Ok. That is very weird. I will dig into it.

Silly question is there anything in this testing to cause memory
allocations to fail early in boot?

Eric

2021-12-23 02:48:20

by kernel test robot

[permalink] [raw]
Subject: Re: [kthread] 40966e316f: WARNING:at_kernel/sched/core.c:#sched_init

hi Eric,

On Fri, Dec 17, 2021 at 11:01:41AM -0600, Eric W. Biederman wrote:
> kernel test robot <[email protected]> writes:
>
> > Greeting,
> >
> > FYI, we noticed the following commit (built with gcc-9):
> >
> > commit: 40966e316f86b8cfd83abd31ccb4df729309d3e7 ("kthread: Ensure struct kthread is present for all kthreads")
> > https://git.kernel.org/cgit/linux/kernel/git/ebiederm/user-namespace.git signal-for-v5.17
> >
> > in testcase: trinity
> > version: trinity-x86_64-608712d8-1_20211207
> > with following parameters:
> >
> > runtime: 300s
> >
> > test-description: Trinity is a linux system call fuzz tester.
> > test-url: http://codemonkey.org.uk/projects/trinity/
> >
> >
> > on test machine: qemu-system-x86_64 -enable-kvm -cpu SandyBridge -smp 2 -m 16G
> >
> > caused below changes (please refer to attached dmesg/kmsg for entire
> > log/backtrace):
>
>
> Ok.

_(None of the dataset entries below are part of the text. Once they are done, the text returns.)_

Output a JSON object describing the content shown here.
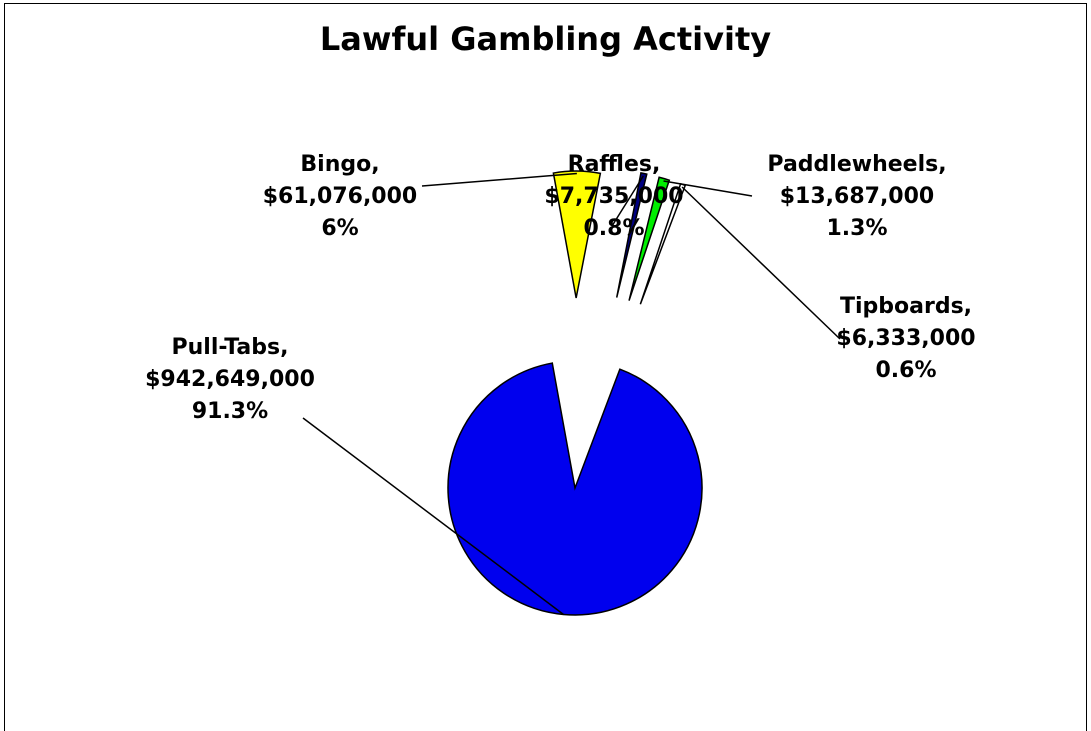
{
  "chart_data": {
    "type": "pie",
    "title": "Lawful Gambling Activity",
    "slices": [
      {
        "name": "Pull-Tabs",
        "value_label": "$942,649,000",
        "value": 942649000,
        "percent_label": "91.3%",
        "percent": 91.3,
        "color": "#0000ee"
      },
      {
        "name": "Bingo",
        "value_label": "$61,076,000",
        "value": 61076000,
        "percent_label": "6%",
        "percent": 6,
        "color": "#ffff00"
      },
      {
        "name": "Raffles",
        "value_label": "$7,735,000",
        "value": 7735000,
        "percent_label": "0.8%",
        "percent": 0.8,
        "color": "#000080"
      },
      {
        "name": "Paddlewheels",
        "value_label": "$13,687,000",
        "value": 13687000,
        "percent_label": "1.3%",
        "percent": 1.3,
        "color": "#00ee00"
      },
      {
        "name": "Tipboards",
        "value_label": "$6,333,000",
        "value": 6333000,
        "percent_label": "0.6%",
        "percent": 0.6,
        "color": "#ffffff"
      }
    ],
    "slice_suffix": ","
  }
}
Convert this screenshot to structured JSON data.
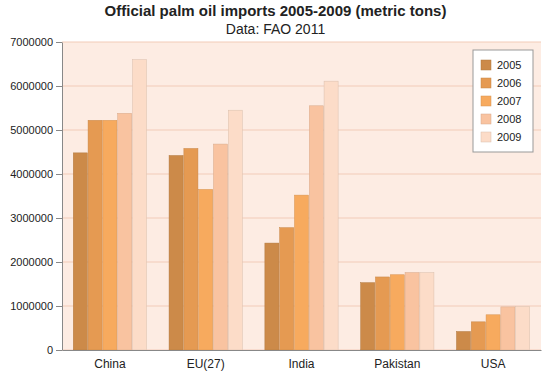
{
  "chart_data": {
    "type": "bar",
    "title": "Official palm oil imports 2005-2009 (metric tons)",
    "subtitle": "Data: FAO 2011",
    "categories": [
      "China",
      "EU(27)",
      "India",
      "Pakistan",
      "USA"
    ],
    "series": [
      {
        "name": "2005",
        "color": "#cc8a49",
        "values": [
          4480000,
          4420000,
          2430000,
          1530000,
          420000
        ]
      },
      {
        "name": "2006",
        "color": "#e59a52",
        "values": [
          5220000,
          4580000,
          2780000,
          1660000,
          640000
        ]
      },
      {
        "name": "2007",
        "color": "#f7aa5e",
        "values": [
          5220000,
          3650000,
          3520000,
          1710000,
          800000
        ]
      },
      {
        "name": "2008",
        "color": "#f9c3a0",
        "values": [
          5380000,
          4680000,
          5550000,
          1760000,
          980000
        ]
      },
      {
        "name": "2009",
        "color": "#fcdcc8",
        "values": [
          6600000,
          5450000,
          6110000,
          1760000,
          990000
        ]
      }
    ],
    "ylim": [
      0,
      7000000
    ],
    "yticks": [
      0,
      1000000,
      2000000,
      3000000,
      4000000,
      5000000,
      6000000,
      7000000
    ],
    "grid": true,
    "legend": "top-right"
  }
}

That is very weird. I will dig into it.
>
> Silly question is there anything in this testing to cause memory
> allocations to fail early in boot?

we didn't observe it. actually test could finish for both this
commit (though with reported warning) and parent. the only diff seems
the reported warning.

cead18552660702a 40966e316f86b8cfd83abd31ccb
---------------- ---------------------------
fail:runs %reproduction fail:runs
| | |
:8 100% 8:8 dmesg.RIP:sched_init
:8 100% 8:8 dmesg.WARNING:at_kernel/sched/core.c:#sched_init

but could you check in dmesg we attached in original report for any suspicous
memory issue?

or could you help check the config we used (also attached in original report)
to see if we can make some changes then to expose the possible memory issue,
in case our current config cannot capture? Thanks



>
> Eric

2021-12-23 03:34:51

by Eric W. Biederman

[permalink] [raw]
Subject: Re: [kthread] 40966e316f: WARNING:at_kernel/sched/core.c:#sched_init

Oliver Sang <[email protected]> writes:

> hi Eric,
>
> On Fri, Dec 17, 2021 at 11:01:41AM -0600, Eric W. Biederman wrote:
>> kernel test robot <[email protected]> writes:
>>
>> > Greeting,
>> >
>> > FYI, we noticed the following commit (built with gcc-9):
>> >
>> > commit: 40966e316f86b8cfd83abd31ccb4df729309d3e7 ("kthread: Ensure struct kthread is present for all kthreads")
>> > https://git.kernel.org/cgit/linux/kernel/git/ebiederm/user-namespace.git signal-for-v5.17
>> >
>> > in testcase: trinity
>> > version: trinity-x86_64-608712d8-1_20211207
>> > with following parameters:
>> >
>> > runtime: 300s
>> >
>> > test-description: Trinity is a linux system call fuzz tester.
>> > test-url: http://codemonkey.org.uk/projects/trinity/
>> >
>> >
>> > on test machine: qemu-system-x86_64 -enable-kvm -cpu SandyBridge -smp 2 -m 16G
>> >
>> > caused below changes (please refer to attached dmesg/kmsg for entire
>> > log/backtrace):
>>
>>
>> Ok. That is very weird. I will dig into it.
>>
>> Silly question is there anything in this testing to cause memory
>> allocations to fail early in boot?
>
> we didn't observe it. actually test could finish for both this
> commit (though with reported warning) and parent. the only diff seems
> the reported warning.
>
> cead18552660702a 40966e316f86b8cfd83abd31ccb
> ---------------- ---------------------------
> fail:runs %reproduction fail:runs
> | | |
> :8 100% 8:8 dmesg.RIP:sched_init
> :8 100% 8:8 dmesg.WARNING:at_kernel/sched/core.c:#sched_init
>
> but could you check in dmesg we attached in original report for any suspicous
> memory issue?
>
> or could you help check the config we used (also attached in original report)
> to see if we can make some changes then to expose the possible memory issue,
> in case our current config cannot capture? Thanks

This was my bad. I have pushed the fix out now. I had the test
backwards in the WARN_ON.

My apologies for the noise.

Eric